Now available online: Joseph Malloch, Stephen Sinclair, and Marcelo M. Wanderley. “Generalized Multi-Instance Control Mapping for Interactive Media Systems”. In IEEE MultiMedia, 25(1), January–March 2018. DOI: 10.1109/MMUL.2018.112140028
We articulate a need for the representation of temporal objects reflecting dynamic, short-lived mapping connections instantiated from a template, in tools for designing and using interactive media systems. A list of requirements is compiled from an examination of existing tools, practical use cases, and abstract considerations of node connectivity and information propagation within a graph of connected devices. We validate the concept through implementation in the open source software libmapper, and explore its application by integration with existing controller/synthesizer software and hardware.
Here’s a video from way back in 2011 that I only recently noticed on YouTube. It features D. Andrew Stewart playing the T-Stick as instrumental soloist with laptop orchestras from Concordia and McMaster Universities.
The piece was co-composed by Eldad Tsabary (director of the Concordia Laptop Orchestra, CLOrk), D. Andrew Stewart (T-Stick) and David Ogborn (founder of McMaster University’s Cybernetic Orchestra).
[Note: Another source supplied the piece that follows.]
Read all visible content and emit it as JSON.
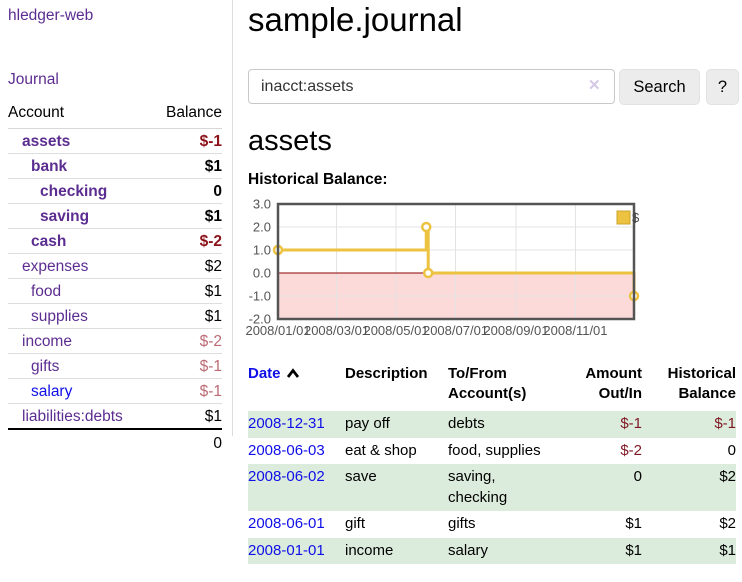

My Ph.D. dissertation A Framework and Tools for Mapping of Digital Musical Instruments is available – contact me if you would like an electronic copy.
Digital musical instruments (DMIs) are typically composed of an interface using some type of sensor technology, and real-time media synthesis algorithms running on a digital computer. The connections between various input signals from performer interaction and the parameters of synthesis must be artificially associated – this mapping of gesture to sound or other media defines the behaviour of the system as a whole. Mapping design is a challenging and sometimes frustrating process.
In this dissertation, the design and implementation of an open-source, cross-platform software library and several related tools for supporting the mapping task are presented. These tools are designed to provide discovery and interconnection between parts of DMIs and other interactive systems, and to achieve compatibility through translation and transformation of data representations rather than imposing representation standards. The control parameters of software and hardware devices compliant with libmapper can be freely interconnected without requiring any intended mutual compatibility.
Among the unique features presented is support for mapping between systems that include entities with multiple instances with dynamic lifetimes, systems which would usually require bespoke programming. A formalization of the problem is described, and several examples of real-world applications are outlined.
Finally, use-cases for the mapping tools are presented in-depth: the design, development and use of novel digital musical instruments for live performance.